Stubborn facts?

Toby Young (Fulbright Lecture, 2014, reported by Laura McInery):

Kids can't analyse or think critically without first learning facts

Post Date
09 September, 2014
Reading Time
4 min read

Toby Young (Fulbright Lecture, 2014, reported by Laura McInery):

Kids can’t analyse or think critically without first learning facts

I’m not an educationalist, but broadly I agree.  Inequality is a subject that attracts people who are both passionate about the issues and intensely nerdy about the facts and data. So my eye was drawn to a blog on this topic by Mr Young, entitled: “Why the leader of the TUC should vote Conservative”, which appeared to be packed with facts and data. Leaving the headline aside, the point of the article was (broadly) to argue that inequality had grown under Labour and is shrinking now. This is just about arguable, although tendentious at best (see John Rentoul and Declan Gaffney for further discussions).

I was not, however, surprised, given previous experience, to find that several of the “facts” in the article were not merely tendentious or selective, but just plain wrong.  Three in particular stood out:

Under Labour, the rich got richer, the poor got poorer

Of course they didn’t, as this IFS analysis or this JRF chart show.

Those on lowest incomes are now paying less tax than under Labour

This is only true if you don’t think VAT is a tax (the clue is in the name). More on this shamelessly dishonest conflating of income tax with “tax” here.

income inequality has fallen to its lowest level since 1986

This was tendentious somewhat over a year ago (false according to the data usually used by government and external researchers, but true using a different data series), but is now simply false, as tables 1 and 5 here, from Mr Young’s source, show. On this source inequality rose last year and is higher than in 2004-05.

After an exhausting and exhaustive twitter exchange, Mr Young grudgingly conceded on all three points, all of which have now been corrected in the link posted above.  Credit to him for that at least (although good practice, followed by every serious blogger, is of course to footnote the fact that errors have been corrected and explain what’s going on.  See me here for example).

But the interesting thing is not so much the errors, or their correction, as the consequence for the substance  of the blog. Presumably, his view that inequality had grown under Labour and is now shrinking – the analytic substance of the argument – was in large part driven by the original data and evidence cited in the article: the fact that the poor got poorer under Labour, that inequality was shrinking, that the poor were paying less tax. 

So presumably, now he is aware and has accepted that none of these statements is actually true, he has reworked his analysis.

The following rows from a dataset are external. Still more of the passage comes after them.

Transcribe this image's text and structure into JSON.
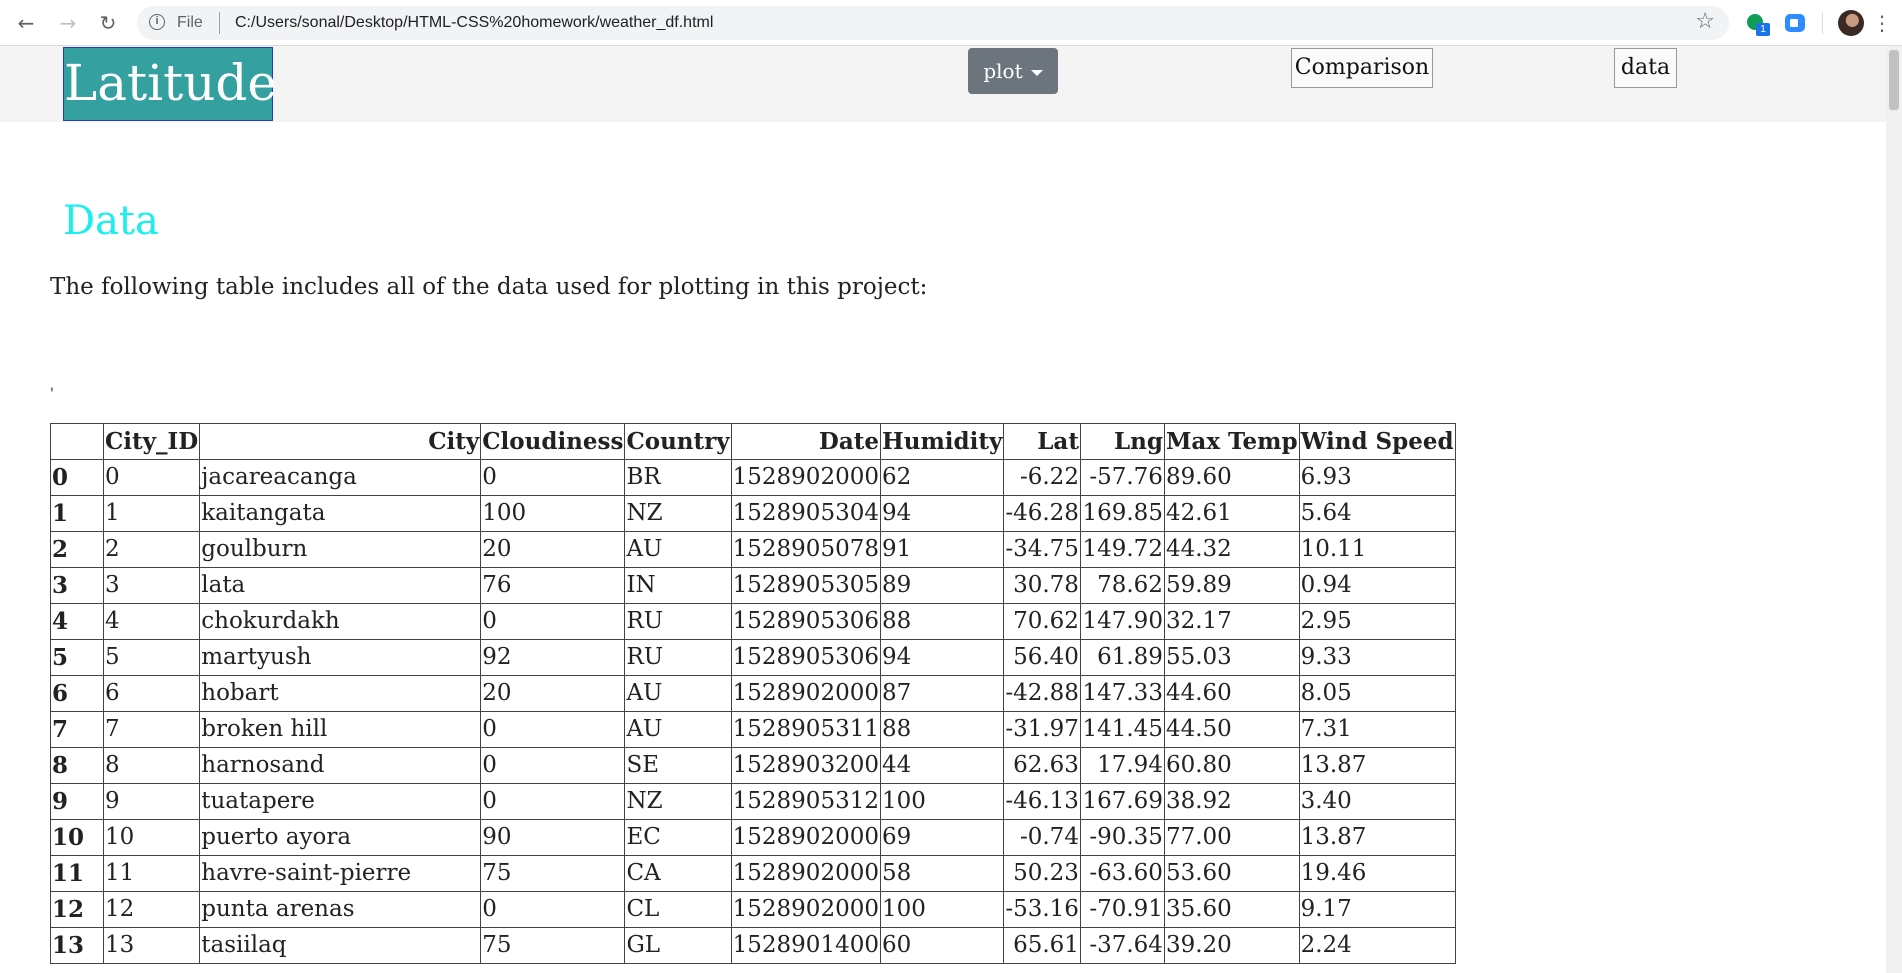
{
  "browser": {
    "scheme": "File",
    "url": "C:/Users/sonal/Desktop/HTML-CSS%20homework/weather_df.html",
    "extension_badge": "1"
  },
  "nav": {
    "brand": "Latitude",
    "dropdown_label": "plot",
    "comparison_label": "Comparison",
    "data_label": "data"
  },
  "page": {
    "heading": "Data",
    "intro": "The following table includes all of the data used for plotting in this project:",
    "stray_mark": "'"
  },
  "table": {
    "columns": [
      "",
      "City_ID",
      "City",
      "Cloudiness",
      "Country",
      "Date",
      "Humidity",
      "Lat",
      "Lng",
      "Max Temp",
      "Wind Speed"
    ],
    "rows": [
      [
        "0",
        "0",
        "jacareacanga",
        "0",
        "BR",
        "1528902000",
        "62",
        "-6.22",
        "-57.76",
        "89.60",
        "6.93"
      ],
      [
        "1",
        "1",
        "kaitangata",
        "100",
        "NZ",
        "1528905304",
        "94",
        "-46.28",
        "169.85",
        "42.61",
        "5.64"
      ],
      [
        "2",
        "2",
        "goulburn",
        "20",
        "AU",
        "1528905078",
        "91",
        "-34.75",
        "149.72",
        "44.32",
        "10.11"
      ],
      [
        "3",
        "3",
        "lata",
        "76",
        "IN",
        "1528905305",
        "89",
        "30.78",
        "78.62",
        "59.89",
        "0.94"
      ],
      [
        "4",
        "4",
        "chokurdakh",
        "0",
        "RU",
        "1528905306",
        "88",
        "70.62",
        "147.90",
        "32.17",
        "2.95"
      ],
      [
        "5",
        "5",
        "martyush",
        "92",
        "RU",
        "1528905306",
        "94",
        "56.40",
        "61.89",
        "55.03",
        "9.33"
      ],
      [
        "6",
        "6",
        "hobart",
        "20",
        "AU",
        "1528902000",
        "87",
        "-42.88",
        "147.33",
        "44.60",
        "8.05"
      ],
      [
        "7",
        "7",
        "broken hill",
        "0",
        "AU",
        "1528905311",
        "88",
        "-31.97",
        "141.45",
        "44.50",
        "7.31"
      ],
      [
        "8",
        "8",
        "harnosand",
        "0",
        "SE",
        "1528903200",
        "44",
        "62.63",
        "17.94",
        "60.80",
        "13.87"
      ],
      [
        "9",
        "9",
        "tuatapere",
        "0",
        "NZ",
        "1528905312",
        "100",
        "-46.13",
        "167.69",
        "38.92",
        "3.40"
      ],
      [
        "10",
        "10",
        "puerto ayora",
        "90",
        "EC",
        "1528902000",
        "69",
        "-0.74",
        "-90.35",
        "77.00",
        "13.87"
      ],
      [
        "11",
        "11",
        "havre-saint-pierre",
        "75",
        "CA",
        "1528902000",
        "58",
        "50.23",
        "-63.60",
        "53.60",
        "19.46"
      ],
      [
        "12",
        "12",
        "punta arenas",
        "0",
        "CL",
        "1528902000",
        "100",
        "-53.16",
        "-70.91",
        "35.60",
        "9.17"
      ],
      [
        "13",
        "13",
        "tasiilaq",
        "75",
        "GL",
        "1528901400",
        "60",
        "65.61",
        "-37.64",
        "39.20",
        "2.24"
      ]
    ]
  }
}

Obviously, anyone with his stated views, in the quote above and elsewhere, on the need for facts to precede critical thinking and analysis (which, at least as set out above, I broadly share) would feel the need to do that.  Better still, he might even have taken down the blog for a while and tried to do the research properly (he could, for example, have replaced the table with an accurate, up to date version, as I suggested). Of course, he might still come to more or less the same conclusion – that would be fair enough – but it would be based on correct data this time.

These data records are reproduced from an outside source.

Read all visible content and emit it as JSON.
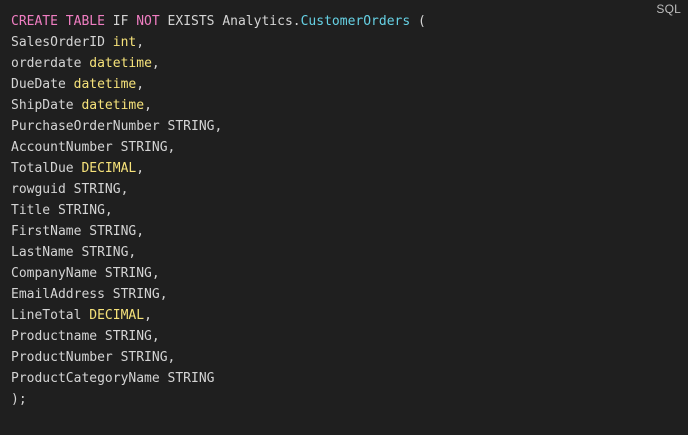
{
  "code_block": {
    "language_label": "SQL",
    "colors": {
      "background": "#1f1f1f",
      "text": "#d4d4d4",
      "keyword": "#f07ec2",
      "type": "#f6e27a",
      "identifier": "#66d1e4"
    },
    "lines": [
      [
        {
          "t": "kw",
          "v": "CREATE TABLE"
        },
        {
          "t": "txt",
          "v": " IF "
        },
        {
          "t": "kw",
          "v": "NOT"
        },
        {
          "t": "txt",
          "v": " EXISTS Analytics."
        },
        {
          "t": "id",
          "v": "CustomerOrders"
        },
        {
          "t": "txt",
          "v": " ("
        }
      ],
      [
        {
          "t": "txt",
          "v": "SalesOrderID "
        },
        {
          "t": "ty",
          "v": "int"
        },
        {
          "t": "txt",
          "v": ","
        }
      ],
      [
        {
          "t": "txt",
          "v": "orderdate "
        },
        {
          "t": "ty",
          "v": "datetime"
        },
        {
          "t": "txt",
          "v": ","
        }
      ],
      [
        {
          "t": "txt",
          "v": "DueDate "
        },
        {
          "t": "ty",
          "v": "datetime"
        },
        {
          "t": "txt",
          "v": ","
        }
      ],
      [
        {
          "t": "txt",
          "v": "ShipDate "
        },
        {
          "t": "ty",
          "v": "datetime"
        },
        {
          "t": "txt",
          "v": ","
        }
      ],
      [
        {
          "t": "txt",
          "v": "PurchaseOrderNumber STRING,"
        }
      ],
      [
        {
          "t": "txt",
          "v": "AccountNumber STRING,"
        }
      ],
      [
        {
          "t": "txt",
          "v": "TotalDue "
        },
        {
          "t": "ty",
          "v": "DECIMAL"
        },
        {
          "t": "txt",
          "v": ","
        }
      ],
      [
        {
          "t": "txt",
          "v": "rowguid STRING,"
        }
      ],
      [
        {
          "t": "txt",
          "v": "Title STRING,"
        }
      ],
      [
        {
          "t": "txt",
          "v": "FirstName STRING,"
        }
      ],
      [
        {
          "t": "txt",
          "v": "LastName STRING,"
        }
      ],
      [
        {
          "t": "txt",
          "v": "CompanyName STRING,"
        }
      ],
      [
        {
          "t": "txt",
          "v": "EmailAddress STRING,"
        }
      ],
      [
        {
          "t": "txt",
          "v": "LineTotal "
        },
        {
          "t": "ty",
          "v": "DECIMAL"
        },
        {
          "t": "txt",
          "v": ","
        }
      ],
      [
        {
          "t": "txt",
          "v": "Productname STRING,"
        }
      ],
      [
        {
          "t": "txt",
          "v": "ProductNumber STRING,"
        }
      ],
      [
        {
          "t": "txt",
          "v": "ProductCategoryName STRING"
        }
      ],
      [
        {
          "t": "txt",
          "v": ");"
        }
      ]
    ]
  }
}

Er, no. Not a bit of it. All the remainder of the blog is completely unchanged, even where the result is that his argument makes no sense at all: take this, from the revised version:

But is O’Grady right to claim “the gap has got worse” in the past four years?  Absolutely not. Income inequality fell in 2011-12 to its lowest level since 1986.

What year is it again? Has Mr Young not noticed the fact he is now quoting really doesn’t make any case against Ms O’Grady’s statement? (which is indeed arguable at best – but Mr Young hasn’t shown it).

Keynes famously said (or maybe he didn’t, but it’s a good sentiment anyway):

When the facts change, I change my mind. What do you do?

Well, we know what Toby Young does. Saves time I guess.